Ребёнок теперь вставал  до солнышка. Гнал с пастухом стадо, шлёпая босыми ногами то по остывшей за ночь  пыльной дороге, то  по колено в росной траве, содрогаясь от  холода каждой клеточкой измученного тела, неуспевшего отдохнуть за короткую ночь.


С тоской смотрел он на нитку горизонта, откуда нескоро ещё покажется красная горбушка солнца. Мальчик ждёт его, как избавление от мук, забыв, что это  благо тепла и света скоро перейдёт в новую муку – в нестерпимый зной, давно выбеливший его непокрытую голову. Поднимутся тучи оводов и слепней. Обезумевшие от боли коровы будут биться, метаться, а Ваня бегать за отбившимися животными до той поры, пока стадо, измученное, но всё-таки насытившееся, не приляжет  на отдых.


И вот это время настало. Мальчик достаёт из котомки обед – несколько варёных картофелин «в шинелях» и бутылку молока, закрытую очищенным кукурузным початком.

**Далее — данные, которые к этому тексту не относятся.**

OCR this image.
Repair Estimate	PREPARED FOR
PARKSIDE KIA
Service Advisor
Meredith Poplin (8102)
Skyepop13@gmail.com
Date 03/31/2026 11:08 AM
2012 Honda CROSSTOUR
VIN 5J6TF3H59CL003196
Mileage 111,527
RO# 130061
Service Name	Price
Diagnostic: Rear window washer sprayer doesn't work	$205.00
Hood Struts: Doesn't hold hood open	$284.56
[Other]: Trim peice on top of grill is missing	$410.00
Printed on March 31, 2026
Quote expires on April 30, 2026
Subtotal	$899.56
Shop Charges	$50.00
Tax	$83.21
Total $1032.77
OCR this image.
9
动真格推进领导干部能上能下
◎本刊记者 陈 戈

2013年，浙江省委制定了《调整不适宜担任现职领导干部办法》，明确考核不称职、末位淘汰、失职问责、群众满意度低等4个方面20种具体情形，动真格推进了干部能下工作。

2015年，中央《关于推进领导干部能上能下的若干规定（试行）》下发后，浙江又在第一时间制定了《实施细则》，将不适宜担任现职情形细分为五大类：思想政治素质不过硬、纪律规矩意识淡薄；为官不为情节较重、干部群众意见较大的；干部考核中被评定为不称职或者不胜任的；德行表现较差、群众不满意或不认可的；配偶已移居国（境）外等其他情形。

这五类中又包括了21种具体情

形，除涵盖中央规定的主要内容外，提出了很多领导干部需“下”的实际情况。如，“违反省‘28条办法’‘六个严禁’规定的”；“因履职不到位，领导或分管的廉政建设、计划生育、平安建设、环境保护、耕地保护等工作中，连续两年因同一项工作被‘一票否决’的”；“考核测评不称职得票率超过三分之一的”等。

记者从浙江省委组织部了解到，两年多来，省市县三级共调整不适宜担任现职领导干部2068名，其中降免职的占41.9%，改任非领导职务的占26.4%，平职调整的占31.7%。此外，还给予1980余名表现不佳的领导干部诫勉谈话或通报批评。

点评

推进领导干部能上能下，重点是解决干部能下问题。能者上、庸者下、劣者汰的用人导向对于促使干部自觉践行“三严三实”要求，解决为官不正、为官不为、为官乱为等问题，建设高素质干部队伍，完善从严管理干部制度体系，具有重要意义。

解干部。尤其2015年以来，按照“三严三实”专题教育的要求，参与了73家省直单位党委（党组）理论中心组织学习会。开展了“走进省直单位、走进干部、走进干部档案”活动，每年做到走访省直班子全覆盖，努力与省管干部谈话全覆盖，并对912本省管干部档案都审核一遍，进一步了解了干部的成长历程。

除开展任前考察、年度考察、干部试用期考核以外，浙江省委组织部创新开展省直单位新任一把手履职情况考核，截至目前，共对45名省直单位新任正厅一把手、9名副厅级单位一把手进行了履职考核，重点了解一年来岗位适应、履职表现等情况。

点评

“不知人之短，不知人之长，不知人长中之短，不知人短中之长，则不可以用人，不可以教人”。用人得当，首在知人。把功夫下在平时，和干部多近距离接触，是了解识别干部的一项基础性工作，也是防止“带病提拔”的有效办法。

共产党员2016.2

Соль из коровьего лизунца Ваня сам старательно мельчил обухом топора, но кусочки всё же крупные. Голодному мальчику невмоготу медленно и осторожно жевать, он торопится, соль хрустит, трещит,  крошит слабые зубы. И останутся они у Вани на всю жизнь испорченными…


И вот хлынул дождь, проливной, затяжной. Мальчик повалился на траву в наскоро накинутом шалашике, уснул мёртвым сном.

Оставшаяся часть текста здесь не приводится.